Title: Knocking on Windowpanes
Author: ExcentrykeMuse
Pairing(s): Bella/Septi, (one sided) Bella/Darcy, (past) Darcy/Elizabeth
Fandoms: Twilight Saga/Pride&Prejudice/Wimsey Mysteries
Rating: PG
Word Count: 2k
Warnings: arranged marriages, talk of infidelity, time travel, time appropriate standards
Summary: Bella had agreed to marry Darcy, but her heart belonged to someone else entirely…
Author’s Note: Just a little something I whipped up for you all.
Knocking on Windowpanes
There was a knock at the door, well past nine in the evening, and Bella sat up from where she was reclining on a sofa. A book of poetry was clasped between her fingers. She had been trying to read it, but her thoughts had been too distracted to pick up the words on the page.
She wondered if Darcy had come back.
Sighing, she set down the book and sat up. She had already had Charlotte take down her hair, and it had been brushed out and braided for when she had eventually decided to go to bed. Her stockings had been discarded in favor of bare feet, and she was no longer wearing a black blusher.
Not bothering to glance out the window to see Darcy’s carriage, she looked about at all the bouquets of white roses Darcy had sent over the past several days. Bella had even gone so far as to find a book on floriography in a small bookstore in Bloomsbury. White roses meant, in this instance, she believed, a clean slate.
Darcy wanted a clean state with her.
His name had been dragged into scandal by none other than Lady Whistledown just three weeks prior, when he had unfortunately allowed his cousin, Colonel Fitzwilliam, to take him out drinking to forget a woman—a woman Bella only knew as “the lady with the fine eyes.” Rumor had it that he had proposed marriage to this unsuitable woman in Kent and had been thoroughly rejected, despite his elevated status and ownership of Pemberley. Someone among the drinking party had let it slip, and now Whistledown knew—now all of London knew.
Darcy, determined to rise above the gossip, had asked Bella to marry him to stem the rumors.

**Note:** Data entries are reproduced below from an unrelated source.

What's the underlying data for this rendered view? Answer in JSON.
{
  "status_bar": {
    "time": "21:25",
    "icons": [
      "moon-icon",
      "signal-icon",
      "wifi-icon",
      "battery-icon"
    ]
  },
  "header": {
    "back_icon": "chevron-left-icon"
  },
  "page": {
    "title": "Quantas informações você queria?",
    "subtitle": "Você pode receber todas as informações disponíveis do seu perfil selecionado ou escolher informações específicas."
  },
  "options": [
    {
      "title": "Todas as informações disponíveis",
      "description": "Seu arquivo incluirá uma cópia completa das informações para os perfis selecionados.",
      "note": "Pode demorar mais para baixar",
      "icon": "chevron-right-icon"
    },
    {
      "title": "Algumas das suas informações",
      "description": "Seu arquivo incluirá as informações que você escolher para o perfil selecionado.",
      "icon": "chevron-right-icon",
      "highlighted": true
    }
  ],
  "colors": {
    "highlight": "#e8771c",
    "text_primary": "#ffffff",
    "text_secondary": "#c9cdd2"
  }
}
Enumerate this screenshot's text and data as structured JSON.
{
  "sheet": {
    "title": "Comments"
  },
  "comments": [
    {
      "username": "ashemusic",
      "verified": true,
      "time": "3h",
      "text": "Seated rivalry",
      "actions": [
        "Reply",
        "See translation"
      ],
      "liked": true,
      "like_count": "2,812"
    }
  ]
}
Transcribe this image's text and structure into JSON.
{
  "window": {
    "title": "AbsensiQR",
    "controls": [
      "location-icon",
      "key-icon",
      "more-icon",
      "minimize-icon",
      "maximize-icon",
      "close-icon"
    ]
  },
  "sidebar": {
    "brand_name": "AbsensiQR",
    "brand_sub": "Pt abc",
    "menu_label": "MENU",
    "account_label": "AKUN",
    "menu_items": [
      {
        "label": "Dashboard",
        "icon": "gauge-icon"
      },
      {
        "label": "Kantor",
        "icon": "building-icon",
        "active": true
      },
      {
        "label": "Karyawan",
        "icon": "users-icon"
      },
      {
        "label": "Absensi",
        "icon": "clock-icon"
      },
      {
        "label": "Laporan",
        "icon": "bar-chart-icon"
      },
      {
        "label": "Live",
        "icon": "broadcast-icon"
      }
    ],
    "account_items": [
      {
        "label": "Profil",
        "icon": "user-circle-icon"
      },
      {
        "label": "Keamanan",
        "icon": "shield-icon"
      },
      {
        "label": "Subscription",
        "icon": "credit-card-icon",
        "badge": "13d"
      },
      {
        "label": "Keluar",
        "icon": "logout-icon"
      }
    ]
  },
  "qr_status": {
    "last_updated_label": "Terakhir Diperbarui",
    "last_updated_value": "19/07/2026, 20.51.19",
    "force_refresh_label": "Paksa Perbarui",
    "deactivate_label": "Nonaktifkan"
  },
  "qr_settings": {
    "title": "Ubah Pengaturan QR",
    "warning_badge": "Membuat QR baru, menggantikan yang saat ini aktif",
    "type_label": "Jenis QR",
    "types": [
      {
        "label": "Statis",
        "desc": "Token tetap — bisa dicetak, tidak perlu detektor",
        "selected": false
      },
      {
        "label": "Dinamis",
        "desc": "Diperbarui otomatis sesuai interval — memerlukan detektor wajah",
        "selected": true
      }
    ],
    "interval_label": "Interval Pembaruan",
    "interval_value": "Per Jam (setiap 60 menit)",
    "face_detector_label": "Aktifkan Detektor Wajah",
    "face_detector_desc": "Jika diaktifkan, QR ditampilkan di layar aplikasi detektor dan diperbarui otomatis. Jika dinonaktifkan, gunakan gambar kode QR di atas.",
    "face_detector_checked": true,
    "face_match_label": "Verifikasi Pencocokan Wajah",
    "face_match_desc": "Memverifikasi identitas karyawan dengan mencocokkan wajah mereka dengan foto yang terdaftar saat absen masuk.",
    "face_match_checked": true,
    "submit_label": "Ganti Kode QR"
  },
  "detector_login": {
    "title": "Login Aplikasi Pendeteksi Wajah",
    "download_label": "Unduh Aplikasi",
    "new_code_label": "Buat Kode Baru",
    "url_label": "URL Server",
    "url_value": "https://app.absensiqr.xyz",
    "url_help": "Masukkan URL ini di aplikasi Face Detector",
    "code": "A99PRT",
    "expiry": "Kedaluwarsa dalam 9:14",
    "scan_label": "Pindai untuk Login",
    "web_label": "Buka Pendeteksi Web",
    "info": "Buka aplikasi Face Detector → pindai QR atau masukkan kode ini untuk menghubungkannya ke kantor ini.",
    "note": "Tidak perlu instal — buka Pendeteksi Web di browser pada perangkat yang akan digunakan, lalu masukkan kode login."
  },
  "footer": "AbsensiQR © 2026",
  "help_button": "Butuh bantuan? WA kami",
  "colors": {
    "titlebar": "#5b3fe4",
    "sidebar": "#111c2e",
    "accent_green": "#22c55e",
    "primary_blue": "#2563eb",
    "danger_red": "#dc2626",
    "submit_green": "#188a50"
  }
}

Bella only agreed to the plan because she was three and twenty and had been living off her wits for nearly four years, going from one card game to the next, from one hotel to another, from country to country, ending up in London. Her luck would soon run out. It was already beginning to. She owed more money than she had stashed away in her sock drawer. She was getting desperate.
Darcy had offered to raise her up and pay her debts, in exchange to her bringing the Swan name to that of Darcy and gracing his table. And provide him appropriate heirs, she thought grimly to herself.
Darcy was certainly a handsome man—tall, with curling brown hair, verdant eyes, and a strong jawline. He looked like a Byron hero, or what Bella imagined a Byron hero to look like. Byron, coincidentally, was someone she gambled with once in a small tavern outside of Paris. She hadn’t known it was him until someone let slip that his latest volume of poetry had sold out already in London.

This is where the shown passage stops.